It’s common for aging parents to need some help with their business and legal affairs. Adult children frequently reach this conclusion at the beginning of a new year, after they have spent time with their parents over the holidays.
PROBLEMS WITH JOINT BANK ACCOUNTS
Many adult children choose to assist their parents by opening joint bank accounts with them. However, this is not the best option, because it can result in unwanted legal problems that can later become intractable. Joint accounts are normally set up with “survivorship” rights, so that if the parent dies, the remaining child on the account is legally entitled to the remaining assets. If that child has siblings, this child’s inheritance of the account assets outside the will may be in direct conflict with how the parent’s inheritance is divided in the parent’s will document.
Even if the parent does not have a will, N.C. laws of intestate succession, which govern inheritance for people without a will, may directly conflict with the adult child’s receipt of the remaining joint account proceeds following the parent’s death. Either problem may be difficult to fix, and can create unpleasant disagreements that lead formerly congenial family members to litigate against each other.

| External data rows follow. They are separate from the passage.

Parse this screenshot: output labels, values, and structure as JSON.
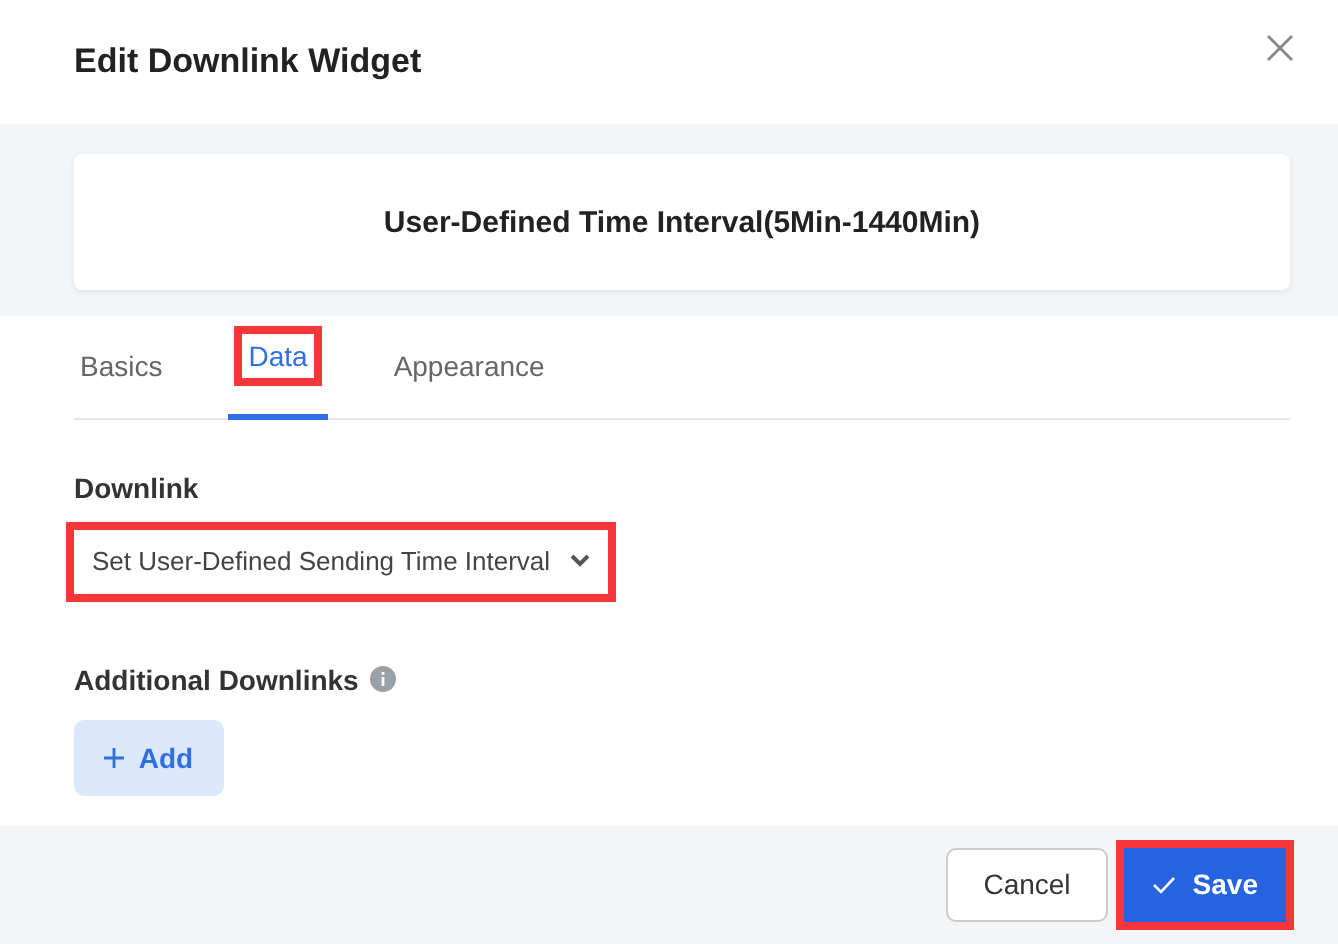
{
  "dialog": {
    "title": "Edit Downlink Widget"
  },
  "preview": {
    "title": "User-Defined Time Interval(5Min-1440Min)"
  },
  "tabs": [
    {
      "label": "Basics",
      "selected": false,
      "highlighted": false
    },
    {
      "label": "Data",
      "selected": true,
      "highlighted": true
    },
    {
      "label": "Appearance",
      "selected": false,
      "highlighted": false
    }
  ],
  "downlink": {
    "label": "Downlink",
    "value": "Set User-Defined Sending Time Interval",
    "highlighted": true
  },
  "additional": {
    "label": "Additional Downlinks",
    "add_button": "Add"
  },
  "buttons": [
    {
      "kind": "secondary",
      "label": "Cancel",
      "highlighted": false
    },
    {
      "kind": "primary",
      "label": "Save",
      "highlighted": true
    }
  ]
}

THE DURABLE POWER OF ATTORNEY
The best solution is to use a durable power of attorney (also called a financial power of attorney or a general power of attorney; durable POA in short) which offers the most economical and legally straightforward method to assist aging parents with their business and legal affairs.
HOW IT WORKS
The person who signs the durable POA document, called the principal, grants significant powers to an agent or agents, allowing them to manage the principal’s business and legal affairs. In order for this document to be legally valid, the principal must be mentally competent, or have “capacity” (the mental ability to comprehend both the nature and consequences of one’s acts) when he or she signs the document. Before the document may be used by the selected agent(s), it must be properly recorded in the appropriate county Register of Deeds office.
LIVE AT EXECUTION
It is a frequent misconception that durable POA documents are designed only to allow the agent to assist an aging parent following his or her incapacity (mental incompetence.) Most become “live” when the principal signs and executes the document. Thus, these documents allow the agent(s) to start helping the principal right away, without waiting for the principal’s incapacity. If used correctly, this type of durable POA provides the most flexibility to both parent and child.
BE CAREFUL IF YOU DO IT YOURSELF
Banks and other financial institutions are very familiar with durable POA documents and accept those that are properly and professionally prepared.
Beware of versions of durable POA documents available on the Internet. Legal fees to an estate planning attorney or elder law attorney for properly prepared, executed, and filed durable POA documents are normally very modest. Unless you are a legal professional, you can’t judge the quality of a form that you download from the Internet.
When a bank receives a POA document, it is carefully reviewed by the bank’s legal professionals, who will only accept a document that is proper in every way. If the bank rejects your Internet durable POA when your family needs it, and your parent is no longer competent, the family may then be forced to resort to a much more expensive and complicated guardianship proceeding before a family member is able to legally take care of the impaired parent’s business and legal affairs.
Estate planning attorneys and elder law attorneys normally try to screen out improper family members from serving as agents or “fiduciaries” on behalf of their clients. (For example, I have had to remove a family member addicted to hard street drugs from serving as a fiduciary for a client.) A durable POA becomes highly dangerous in the wrong hands–it can give away the principal’s keys to his entire financial portfolio. It is essential to keep the durable POA in the hands of only honest and proper agents.
AN ADDITIONAL ALTERNATIVE
Another alternative is to create revocable living trusts, with children serving as co-trustees with the parents. This type of estate planning is more expensive and complicated and should only be conducted with the assistance of an experienced estate planning or elder law attorney.